Zheng Cheng, Dai Min, Wang Dongying, Liu Xingchen, Xiang Zhiyi, Xu Anyi, Chen Ping, Wu Feng, Yuan Yuan, Ji Shengqiang, Gu Lihu
Department of General Surgery, Ningbo No. 2 Hospital, Ningbo, Zhejiang 315010, P.R. China.
The Second Clinical Medical College, Zhejiang Chinese Medical University, Hangzhou, Zhejiang 310053, P.R. China.
Oncol Lett. 2025 Jul 4;30(3):427. doi: 10.3892/ol.2025.15173. eCollection 2025 Sep.
The prognosis of gastric cancer (GC) remains unsatisfactory despite advancements in diagnosis and treatment. Epithelial-mesenchymal transition-induced decreased cell-cell adhesion, often associated with E-cadherin deficiency, serves a crucial role in tumor invasion and metastasis. However, the relationship between E-cadherin deficiency and GC prognosis is unclear. The present study aimed to explore the association between E-cadherin deficiency and the prognosis of resectable GC. The nested case-control study involved prospective data collection and retrospective analysis. Between January 2013 and December 2022, a total of 1,574 patients treated for GC were eligible for prognostic analysis (104 in the E-cadherin deficiency group and 1,470 in the E-cadherin expression group). Logistic regression analysis was utilized to evaluate the univariate and multivariate associations between clinicopathological factors and E-cadherin deficiency. Propensity score matching analysis at a ratio of 1:4 was performed. Kaplan-Meier curves were employed to analyze the relationship between the prognosis of the E-cadherin deficiency group and the E-cadherin expression group. There were 104 cases of E-cadherin deficiency, accounting for an incidence of 6.6%. The results of the analysis revealed that a family history of GC [odds ratio (OR), 7.60; P<0.001], poorly differentiated tumors (OR, 8.67; P<0.001), perineural invasion (OR, 1.63; P=0.030) and elevated carcinoembryonic antigen (CEA) (OR, 1.83; P=0.034) were independent risk factors for E-cadherin deficiency in all enrolled patients. Following propensity score matching analysis, 86 cases in the E-cadherin deficiency group and 344 cases in the E-cadherin expression group were included. Survival analysis demonstrated no statistically significant difference in 5-year disease-free survival rates between the E-cadherin deficiency and expression groups (P=0.590). Similarly, the 5-year overall survival rates were comparable between the two groups (P=0.863). In summary, E-cadherin deficiency is associated with a family history of GC, poorly differentiated tumors, perineural invasion and elevated CEA levels. However, E-cadherin deficiency does not impact the prognosis of resectable GC.

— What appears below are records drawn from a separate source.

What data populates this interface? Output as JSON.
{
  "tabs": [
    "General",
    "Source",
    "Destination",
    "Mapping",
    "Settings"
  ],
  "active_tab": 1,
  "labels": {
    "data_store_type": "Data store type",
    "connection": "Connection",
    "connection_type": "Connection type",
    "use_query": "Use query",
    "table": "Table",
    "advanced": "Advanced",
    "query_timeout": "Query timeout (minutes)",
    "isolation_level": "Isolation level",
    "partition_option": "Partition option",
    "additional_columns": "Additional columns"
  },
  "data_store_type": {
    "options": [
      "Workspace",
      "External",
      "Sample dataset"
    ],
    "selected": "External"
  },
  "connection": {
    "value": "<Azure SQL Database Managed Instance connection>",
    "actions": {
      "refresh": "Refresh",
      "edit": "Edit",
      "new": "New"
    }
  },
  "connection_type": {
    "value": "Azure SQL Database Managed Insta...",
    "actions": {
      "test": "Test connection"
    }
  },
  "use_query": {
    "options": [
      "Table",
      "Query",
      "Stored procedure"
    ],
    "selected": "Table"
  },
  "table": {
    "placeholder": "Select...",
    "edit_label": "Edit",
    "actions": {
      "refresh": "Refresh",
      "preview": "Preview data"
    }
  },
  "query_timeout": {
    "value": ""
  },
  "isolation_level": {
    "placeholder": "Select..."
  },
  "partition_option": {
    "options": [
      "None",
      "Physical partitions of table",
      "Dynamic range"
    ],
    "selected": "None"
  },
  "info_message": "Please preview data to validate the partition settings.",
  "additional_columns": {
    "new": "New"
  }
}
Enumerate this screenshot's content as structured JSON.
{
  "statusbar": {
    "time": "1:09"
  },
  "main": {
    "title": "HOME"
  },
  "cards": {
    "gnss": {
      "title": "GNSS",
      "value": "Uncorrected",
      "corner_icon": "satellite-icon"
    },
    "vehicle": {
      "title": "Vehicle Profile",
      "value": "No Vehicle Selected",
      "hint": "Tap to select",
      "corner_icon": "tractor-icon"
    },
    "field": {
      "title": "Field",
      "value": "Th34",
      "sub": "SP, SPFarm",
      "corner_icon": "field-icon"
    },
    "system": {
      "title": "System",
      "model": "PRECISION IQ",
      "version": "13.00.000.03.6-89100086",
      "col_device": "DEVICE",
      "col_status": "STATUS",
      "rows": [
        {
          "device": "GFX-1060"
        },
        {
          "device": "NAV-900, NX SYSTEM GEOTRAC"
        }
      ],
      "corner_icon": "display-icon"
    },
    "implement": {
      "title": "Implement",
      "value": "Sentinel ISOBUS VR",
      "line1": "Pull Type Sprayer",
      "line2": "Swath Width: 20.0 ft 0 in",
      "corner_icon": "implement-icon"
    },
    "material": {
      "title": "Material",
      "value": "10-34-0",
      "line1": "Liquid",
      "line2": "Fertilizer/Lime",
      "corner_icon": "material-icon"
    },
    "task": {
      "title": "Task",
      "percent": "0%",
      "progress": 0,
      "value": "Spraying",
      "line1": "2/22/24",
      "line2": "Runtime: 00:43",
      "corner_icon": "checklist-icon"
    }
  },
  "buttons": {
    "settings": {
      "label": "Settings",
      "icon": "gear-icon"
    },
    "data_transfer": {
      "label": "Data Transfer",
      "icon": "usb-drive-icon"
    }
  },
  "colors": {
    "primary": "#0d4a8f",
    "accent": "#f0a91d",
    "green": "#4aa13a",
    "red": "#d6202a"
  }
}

尽管在胃癌(GC)的诊断和治疗方面取得了进展,但其预后仍然不尽人意。上皮-间质转化导致细胞间粘附力下降,这通常与E-钙粘蛋白缺乏有关,在肿瘤侵袭和转移中起关键作用。然而,E-钙粘蛋白缺乏与GC预后之间的关系尚不清楚。本研究旨在探讨E-钙粘蛋白缺乏与可切除GC预后之间的关联。这项巢式病例对照研究涉及前瞻性数据收集和回顾性分析。在2013年1月至2022年12月期间,共有1574例接受GC治疗的患者符合预后分析条件(E-钙粘蛋白缺乏组104例,E-钙粘蛋白表达组1470例)。采用逻辑回归分析评估临床病理因素与E-钙粘蛋白缺乏之间的单因素和多因素关联。进行了比例为1:4的倾向评分匹配分析。采用Kaplan-Meier曲线分析E-钙粘蛋白缺乏组和E-钙粘蛋白表达组的预后关系。有104例E-钙粘蛋白缺乏病例,发病率为6.6%。分析结果显示,GC家族史[比值比(OR),7.60;P < 0.001]、低分化肿瘤(OR,8.67;P < 0.001)神经周围侵犯(OR,1.63;P = 0.030)和癌胚抗原(CEA)升高(OR,1.83;P = 0.034)是所有纳入患者中E-钙粘蛋白缺乏的独立危险因素。倾向评分匹配分析后,E-钙粘蛋白缺乏组纳入86例,E-钙粘蛋白表达组纳入344例。生存分析表明,E-钙粘蛋白缺乏组和表达组之间的5年无病生存率无统计学显著差异(P = 0.590)。同样,两组之间五年总生存率相当(P = 0.863)。总之,E-钙粘蛋白缺乏与GC家族史、低分化肿瘤、神经周围侵犯和CEA水平升高有关。然而,E-钙粘蛋白缺乏并不影响可切除GC的预后。